When I Die

When I die in that car crash, I want you to erect one of those roadside memorials with the white cross and flowers, making people wonder if perhaps the coroner came on the scene and found me in such bad shape that he gave instructions just to bury me right there. And use the good PVC; don’t be a cheapskate.

When I die and you have my funeral, I want you to invite Samantha Flynn, the first crush I ever had. She was my secret love from kindergarten until second grade when my parents got divorced and I switched schools and love became an impossibility. I saw her again in a grocery store when we were in junior high, and I never knew if her averted glance and slight smile meant that my unrequited love had reason to hope or if she could barely contain her contempt at how stupid I looked in cotton shorts.

When I die and you invite Samantha Flynn to my funeral and she gets to the church, if no one has come yet, I want you to tell her that the service has been postponed a couple hours. Then, for crying out loud, go rent some people to mourn my passing and welcome her into the sorrowful procession.

When I die and you see Samantha Flynn sitting three quarters of the way back in the church where you’re giving my eulogy, her eyes averted from your solemnizing and a slight smile upon her face as if to say she can’t believe all these people would come bid farewell to such a loser, I want you to tell the whole rented assembly about the time in second grade when we were in Sunday School, when the teacher asked us all to sit under the table for a stupid reason and I refused while everyone else obeyed, and when the teacher asked everyone to sit back in their chairs and I sat under the table. Samantha may look up at you surprised, as she looked at me that morning, perhaps fearful that the social fabric of the Sunday School class would come unwound if I openly disobeyed the teacher, perhaps wildly excited that someone so bold as I held out hope that we all have the freedom to choose not to bow to tyrants, be they generalized existential anxieties or Sunday school teachers with poor classroom management skills–the message is the same for all of them.

When I die and you tell the story of my heroic stance for religious liberty, I want you to observe carefully if a knowing tear forms in Samantha Flynn’s eye. And if not, then I want you to tell the church-for-hire so gathered in my memory that it was not only my stubborn and principled rebellion that kept me under the table long past the time I heard the teacher whisper she would ignore me so that I would stop trying to get attention. I was also held there–captivated, really–by the sight of Samantha Flynn’s underpants.
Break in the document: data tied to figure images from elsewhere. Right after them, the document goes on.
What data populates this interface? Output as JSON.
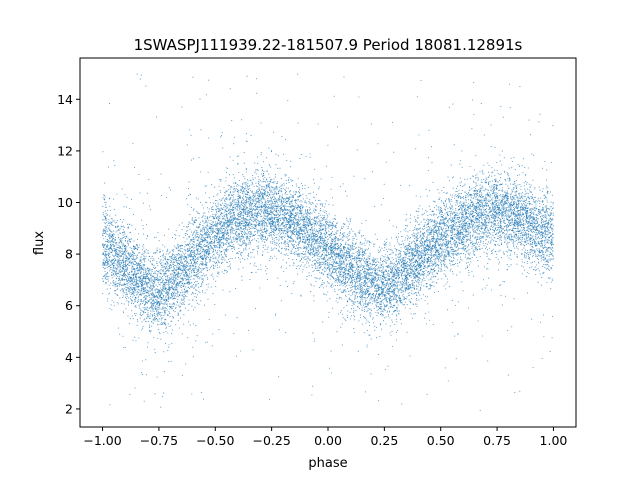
{
  "chart_data": {
    "type": "scatter",
    "title": "1SWASPJ111939.22-181507.9 Period 18081.12891s",
    "xlabel": "phase",
    "ylabel": "flux",
    "xlim": [
      -1.1,
      1.1
    ],
    "ylim": [
      1.3,
      15.6
    ],
    "x_ticks": [
      -1.0,
      -0.75,
      -0.5,
      -0.25,
      0.0,
      0.25,
      0.5,
      0.75,
      1.0
    ],
    "x_tick_labels": [
      "−1.00",
      "−0.75",
      "−0.50",
      "−0.25",
      "0.00",
      "0.25",
      "0.50",
      "0.75",
      "1.00"
    ],
    "y_ticks": [
      2,
      4,
      6,
      8,
      10,
      12,
      14
    ],
    "y_tick_labels": [
      "2",
      "4",
      "6",
      "8",
      "10",
      "12",
      "14"
    ],
    "grid": false,
    "marker_color": "#1f77b4",
    "series": [
      {
        "x_range": [
          -1.0,
          1.0
        ],
        "points": [
          [
            -1.0,
            8.4
          ],
          [
            -0.9,
            7.6
          ],
          [
            -0.8,
            6.7
          ],
          [
            -0.75,
            6.5
          ],
          [
            -0.7,
            6.8
          ],
          [
            -0.6,
            7.8
          ],
          [
            -0.5,
            8.8
          ],
          [
            -0.4,
            9.4
          ],
          [
            -0.3,
            9.7
          ],
          [
            -0.25,
            9.6
          ],
          [
            -0.2,
            9.5
          ],
          [
            -0.1,
            8.9
          ],
          [
            0.0,
            8.2
          ],
          [
            0.1,
            7.4
          ],
          [
            0.2,
            6.8
          ],
          [
            0.25,
            6.7
          ],
          [
            0.3,
            6.9
          ],
          [
            0.4,
            7.8
          ],
          [
            0.5,
            8.6
          ],
          [
            0.6,
            9.2
          ],
          [
            0.7,
            9.6
          ],
          [
            0.75,
            9.7
          ],
          [
            0.8,
            9.5
          ],
          [
            0.9,
            9.1
          ],
          [
            1.0,
            8.6
          ]
        ]
      }
    ]
  }
}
When I die and you tell the story of Samantha Flynn’s underpants during my eulogy and in tears she runs out of the church and you’re paying the leased congregation for their services, I want you to hurry out to the parking lot before she leaves and discern whether the tears are a sign of unrequited love that she held also for me, a churning tumult of sorrow at love having been so close yet veiled, and also thankfulness at having been so loved even if unperceived. And if so, tell her that I am in heaven smiling and content to be so fondly remembered and that with the angels and the saints we’ll all bask together in the warmth of pure love remembering how childish all our love used to be, when she gets there.

But if this is not why she cries, yet for some other reason, perhaps that she was portrayed in an unfavorable light in the eulogy, and so by her outburst making herself the center of attention at my own funeral, tell her that I am in heaven telling the angels and the saints the same story about her underpants and that we’re all going to laugh at her, when she gets there.